In 2020, the UFC PI cemented its elite status within the sports industry when it became the Official High Performance Advisor and Training Facility of the Chinese Olympic Committee. This partnership has played a key role in helping Team China athletes train for domestic and international competitions, including the national and Olympic games in Tokyo.
Seven teams of China’s Olympic athletes in judo, wrestling, rowing, cycling, and swimming trained at the UFC PI, and they earned a total of 18 Olympic medals. Additionally, two of China’s promising snowboarders have created monumental awareness and presence in the media from their training leading up to the 2022 Winter Olympics. The fact that UFC athletes train the same way as Olympians, at the same facility, and are being benchmarked against them, highlights how UFC continues to bring MMA into the mainstream.
To expand in this region, localization is paramount. Cultural awareness and sensitivity are key, as is establishing the right local partners, whether agencies, broadcasters, or sponsors. UFC strives to create locally relevant content tailored to different segments of the population within the country. The ability to localize our content highlighted an important strength for UFC: The brand is global and doesn’t belong to one particular country or region.
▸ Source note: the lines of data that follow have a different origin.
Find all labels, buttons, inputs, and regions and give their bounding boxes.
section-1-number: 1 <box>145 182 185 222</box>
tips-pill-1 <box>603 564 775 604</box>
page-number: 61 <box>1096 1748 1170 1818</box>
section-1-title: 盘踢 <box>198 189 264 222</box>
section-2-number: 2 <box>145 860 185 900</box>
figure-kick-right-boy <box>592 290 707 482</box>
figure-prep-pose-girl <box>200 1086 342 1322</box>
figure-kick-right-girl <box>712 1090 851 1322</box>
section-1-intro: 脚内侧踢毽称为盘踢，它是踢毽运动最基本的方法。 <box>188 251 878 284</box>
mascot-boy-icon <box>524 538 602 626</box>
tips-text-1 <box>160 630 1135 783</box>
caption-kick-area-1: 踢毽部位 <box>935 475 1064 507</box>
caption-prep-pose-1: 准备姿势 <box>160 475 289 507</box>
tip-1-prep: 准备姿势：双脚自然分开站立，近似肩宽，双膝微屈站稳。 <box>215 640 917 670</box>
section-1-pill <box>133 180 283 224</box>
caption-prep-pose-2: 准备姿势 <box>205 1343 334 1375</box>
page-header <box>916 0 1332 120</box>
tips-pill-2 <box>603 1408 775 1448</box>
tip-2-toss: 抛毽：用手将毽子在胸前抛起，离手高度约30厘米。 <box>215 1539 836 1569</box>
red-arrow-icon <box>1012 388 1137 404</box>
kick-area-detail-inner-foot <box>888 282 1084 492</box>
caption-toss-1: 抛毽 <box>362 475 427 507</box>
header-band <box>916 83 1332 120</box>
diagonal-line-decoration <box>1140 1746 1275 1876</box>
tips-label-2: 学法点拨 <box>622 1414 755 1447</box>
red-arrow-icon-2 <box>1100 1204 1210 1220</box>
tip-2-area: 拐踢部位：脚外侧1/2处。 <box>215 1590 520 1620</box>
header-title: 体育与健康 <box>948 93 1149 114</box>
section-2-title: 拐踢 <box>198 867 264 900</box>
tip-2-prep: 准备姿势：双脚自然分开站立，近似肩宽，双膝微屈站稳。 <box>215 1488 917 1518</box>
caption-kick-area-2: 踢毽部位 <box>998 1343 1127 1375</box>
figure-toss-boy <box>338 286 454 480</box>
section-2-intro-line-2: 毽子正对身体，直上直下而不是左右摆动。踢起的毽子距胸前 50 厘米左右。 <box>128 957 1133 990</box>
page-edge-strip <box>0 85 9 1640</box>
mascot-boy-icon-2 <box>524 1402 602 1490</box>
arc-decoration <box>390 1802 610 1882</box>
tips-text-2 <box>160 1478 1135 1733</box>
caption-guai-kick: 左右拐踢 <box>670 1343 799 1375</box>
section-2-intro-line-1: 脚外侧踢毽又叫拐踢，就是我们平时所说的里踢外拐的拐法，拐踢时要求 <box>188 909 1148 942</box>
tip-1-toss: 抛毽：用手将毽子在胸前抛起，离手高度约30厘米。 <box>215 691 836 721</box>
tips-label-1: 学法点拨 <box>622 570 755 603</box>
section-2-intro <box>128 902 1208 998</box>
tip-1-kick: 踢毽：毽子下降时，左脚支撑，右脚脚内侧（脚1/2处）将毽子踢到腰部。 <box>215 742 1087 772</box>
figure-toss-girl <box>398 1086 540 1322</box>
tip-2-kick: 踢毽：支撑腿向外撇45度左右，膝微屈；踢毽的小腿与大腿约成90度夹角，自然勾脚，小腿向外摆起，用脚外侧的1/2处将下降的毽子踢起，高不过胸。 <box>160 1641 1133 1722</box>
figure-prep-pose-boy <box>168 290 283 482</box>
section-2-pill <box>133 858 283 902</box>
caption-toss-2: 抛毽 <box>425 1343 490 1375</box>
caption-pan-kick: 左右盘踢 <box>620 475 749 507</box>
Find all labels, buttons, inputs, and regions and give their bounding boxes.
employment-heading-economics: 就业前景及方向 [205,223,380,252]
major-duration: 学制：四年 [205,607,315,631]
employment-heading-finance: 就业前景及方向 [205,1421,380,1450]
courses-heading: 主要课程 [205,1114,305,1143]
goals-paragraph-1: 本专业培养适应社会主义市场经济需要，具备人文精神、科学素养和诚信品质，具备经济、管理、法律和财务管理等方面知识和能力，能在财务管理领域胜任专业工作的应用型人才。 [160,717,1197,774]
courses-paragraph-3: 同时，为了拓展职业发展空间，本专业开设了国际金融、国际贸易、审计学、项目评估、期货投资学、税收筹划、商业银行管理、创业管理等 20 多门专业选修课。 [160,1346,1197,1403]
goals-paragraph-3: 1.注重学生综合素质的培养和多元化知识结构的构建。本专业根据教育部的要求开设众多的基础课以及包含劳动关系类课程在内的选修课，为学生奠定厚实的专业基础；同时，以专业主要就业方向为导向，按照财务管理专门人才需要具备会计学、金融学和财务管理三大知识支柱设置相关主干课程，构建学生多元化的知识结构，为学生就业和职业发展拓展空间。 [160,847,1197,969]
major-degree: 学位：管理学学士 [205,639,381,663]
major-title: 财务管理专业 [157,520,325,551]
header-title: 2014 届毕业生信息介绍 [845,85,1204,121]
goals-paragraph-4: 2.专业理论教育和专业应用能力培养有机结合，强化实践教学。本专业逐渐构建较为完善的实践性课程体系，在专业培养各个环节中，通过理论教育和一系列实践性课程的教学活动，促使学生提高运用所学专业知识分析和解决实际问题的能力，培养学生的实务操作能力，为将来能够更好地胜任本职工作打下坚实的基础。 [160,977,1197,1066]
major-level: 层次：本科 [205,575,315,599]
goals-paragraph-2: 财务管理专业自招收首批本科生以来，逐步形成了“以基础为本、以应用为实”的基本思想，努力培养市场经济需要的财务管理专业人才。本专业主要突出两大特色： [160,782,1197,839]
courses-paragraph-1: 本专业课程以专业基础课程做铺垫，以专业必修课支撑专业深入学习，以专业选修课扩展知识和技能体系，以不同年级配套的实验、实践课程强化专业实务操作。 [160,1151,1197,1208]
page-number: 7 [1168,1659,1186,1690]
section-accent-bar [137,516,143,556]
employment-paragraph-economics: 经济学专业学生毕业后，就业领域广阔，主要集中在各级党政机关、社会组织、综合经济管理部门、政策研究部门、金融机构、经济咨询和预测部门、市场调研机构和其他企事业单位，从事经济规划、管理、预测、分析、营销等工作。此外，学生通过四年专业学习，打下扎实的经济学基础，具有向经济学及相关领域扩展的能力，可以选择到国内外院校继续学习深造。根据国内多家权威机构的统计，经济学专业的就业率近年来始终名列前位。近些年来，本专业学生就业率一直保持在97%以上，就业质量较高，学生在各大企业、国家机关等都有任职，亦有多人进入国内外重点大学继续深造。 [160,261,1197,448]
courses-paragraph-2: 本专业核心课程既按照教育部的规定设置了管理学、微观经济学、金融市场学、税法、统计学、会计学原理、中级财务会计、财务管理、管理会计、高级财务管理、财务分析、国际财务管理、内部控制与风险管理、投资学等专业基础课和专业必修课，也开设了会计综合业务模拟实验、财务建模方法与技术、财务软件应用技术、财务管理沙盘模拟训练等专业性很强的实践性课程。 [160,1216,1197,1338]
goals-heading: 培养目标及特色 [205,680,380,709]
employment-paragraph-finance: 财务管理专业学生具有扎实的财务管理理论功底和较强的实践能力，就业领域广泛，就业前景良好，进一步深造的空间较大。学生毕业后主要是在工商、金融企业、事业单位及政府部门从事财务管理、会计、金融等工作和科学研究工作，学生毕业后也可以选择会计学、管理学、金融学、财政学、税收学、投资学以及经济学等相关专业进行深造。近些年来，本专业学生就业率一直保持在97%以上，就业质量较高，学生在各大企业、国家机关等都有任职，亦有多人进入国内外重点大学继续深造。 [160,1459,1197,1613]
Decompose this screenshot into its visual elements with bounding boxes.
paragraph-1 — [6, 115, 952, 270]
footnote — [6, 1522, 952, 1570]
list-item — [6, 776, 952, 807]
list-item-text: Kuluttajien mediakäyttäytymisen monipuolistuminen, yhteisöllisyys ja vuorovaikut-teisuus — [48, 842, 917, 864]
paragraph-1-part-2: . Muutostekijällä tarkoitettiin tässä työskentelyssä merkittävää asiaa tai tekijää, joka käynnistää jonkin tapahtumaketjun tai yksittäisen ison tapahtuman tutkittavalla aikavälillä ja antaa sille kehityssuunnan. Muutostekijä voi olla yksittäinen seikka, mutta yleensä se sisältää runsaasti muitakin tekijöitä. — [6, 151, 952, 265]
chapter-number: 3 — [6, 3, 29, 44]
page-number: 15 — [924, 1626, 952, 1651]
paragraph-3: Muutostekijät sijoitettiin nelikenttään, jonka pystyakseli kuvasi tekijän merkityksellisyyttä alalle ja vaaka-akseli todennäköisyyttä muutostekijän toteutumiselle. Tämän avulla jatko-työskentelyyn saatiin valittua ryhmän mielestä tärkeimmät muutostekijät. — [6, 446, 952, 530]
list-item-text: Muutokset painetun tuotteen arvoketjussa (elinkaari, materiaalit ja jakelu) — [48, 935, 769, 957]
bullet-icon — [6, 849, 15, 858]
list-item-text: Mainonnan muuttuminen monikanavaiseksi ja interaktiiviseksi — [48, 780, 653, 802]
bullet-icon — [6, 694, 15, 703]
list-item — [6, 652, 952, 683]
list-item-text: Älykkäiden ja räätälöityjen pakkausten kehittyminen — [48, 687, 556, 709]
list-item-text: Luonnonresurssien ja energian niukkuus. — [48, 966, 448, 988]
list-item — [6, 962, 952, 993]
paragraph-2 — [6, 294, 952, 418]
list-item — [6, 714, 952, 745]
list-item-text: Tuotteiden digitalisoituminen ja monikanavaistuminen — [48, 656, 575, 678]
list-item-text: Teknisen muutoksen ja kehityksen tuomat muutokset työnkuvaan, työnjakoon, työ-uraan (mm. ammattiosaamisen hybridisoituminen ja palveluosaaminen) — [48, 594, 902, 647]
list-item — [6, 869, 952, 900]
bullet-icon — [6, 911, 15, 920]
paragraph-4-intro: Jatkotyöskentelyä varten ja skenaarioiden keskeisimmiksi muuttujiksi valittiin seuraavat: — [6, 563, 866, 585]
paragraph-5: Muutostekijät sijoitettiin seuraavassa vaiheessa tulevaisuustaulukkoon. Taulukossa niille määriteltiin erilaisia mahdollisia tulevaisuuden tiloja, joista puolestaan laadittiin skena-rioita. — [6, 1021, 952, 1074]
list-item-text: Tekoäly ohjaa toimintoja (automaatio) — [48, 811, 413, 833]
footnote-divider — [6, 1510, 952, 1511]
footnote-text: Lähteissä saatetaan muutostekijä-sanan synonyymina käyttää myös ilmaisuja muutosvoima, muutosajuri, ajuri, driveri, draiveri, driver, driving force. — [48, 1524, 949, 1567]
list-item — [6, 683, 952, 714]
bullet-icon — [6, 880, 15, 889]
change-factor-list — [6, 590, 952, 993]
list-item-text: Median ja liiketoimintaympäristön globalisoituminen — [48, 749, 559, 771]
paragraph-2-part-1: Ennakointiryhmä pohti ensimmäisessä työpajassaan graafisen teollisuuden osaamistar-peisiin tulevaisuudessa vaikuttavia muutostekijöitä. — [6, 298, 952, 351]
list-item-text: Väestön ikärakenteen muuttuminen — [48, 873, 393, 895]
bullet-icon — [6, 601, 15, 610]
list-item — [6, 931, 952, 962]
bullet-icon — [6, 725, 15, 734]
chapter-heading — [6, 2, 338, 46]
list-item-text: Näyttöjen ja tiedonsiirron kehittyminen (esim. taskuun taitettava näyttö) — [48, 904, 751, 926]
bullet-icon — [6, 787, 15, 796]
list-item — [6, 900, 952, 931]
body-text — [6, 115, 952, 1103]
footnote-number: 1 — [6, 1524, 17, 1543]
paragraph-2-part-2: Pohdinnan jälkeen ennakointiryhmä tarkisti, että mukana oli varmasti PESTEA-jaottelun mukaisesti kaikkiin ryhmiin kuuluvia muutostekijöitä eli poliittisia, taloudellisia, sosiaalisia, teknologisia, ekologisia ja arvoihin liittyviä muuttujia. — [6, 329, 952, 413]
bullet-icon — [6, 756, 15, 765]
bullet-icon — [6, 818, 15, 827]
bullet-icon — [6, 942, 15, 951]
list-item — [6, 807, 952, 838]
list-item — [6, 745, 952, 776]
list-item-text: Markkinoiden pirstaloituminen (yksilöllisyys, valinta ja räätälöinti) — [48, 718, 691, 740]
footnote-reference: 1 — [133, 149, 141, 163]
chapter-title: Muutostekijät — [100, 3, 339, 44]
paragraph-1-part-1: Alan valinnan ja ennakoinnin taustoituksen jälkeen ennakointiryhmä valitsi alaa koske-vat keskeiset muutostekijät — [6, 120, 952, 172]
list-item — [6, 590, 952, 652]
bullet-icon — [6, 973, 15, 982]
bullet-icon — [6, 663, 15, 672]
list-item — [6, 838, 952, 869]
UFC and MMA transcend borders like few sports can.
For example, in the mature market of Japan, the demand for UFC content is high, so we’ve invested in the creation of a Japanese language UFC FightPass, the world’s leading digital subscription service for combat sports, which also contains the entire UFC library.
In South Korea, representative athletes are hometown heroes, so fully planned media days are held for each bout announcement and victory tour television appearances are booked throughout their down time.
In a few short years during this expansion phase, we’ve executed a locally tailored approach, from social media content to media communications, that has obtained operational excellence as reflected by sustainable improvement in our KPIs.
Shaping UFC into a global iconic brand has always been the vision, and our strategy to expand in Asia is working. In a few short years, UFC has gone from a sports brand with potential to be a major sport in the region, to a locally relevant mainstream powerhouse with millions of fans, tremendous viewership, best-in-class partners, and national media interest. There were no shortcuts. Heavy investments in talent development, staffing, content production, fan events, and other key initiatives were made with long-term growth and sustainability in mind—and we are now seeing these efforts bear fruit.
Kevin Chang is senior vice president of UFC Asia.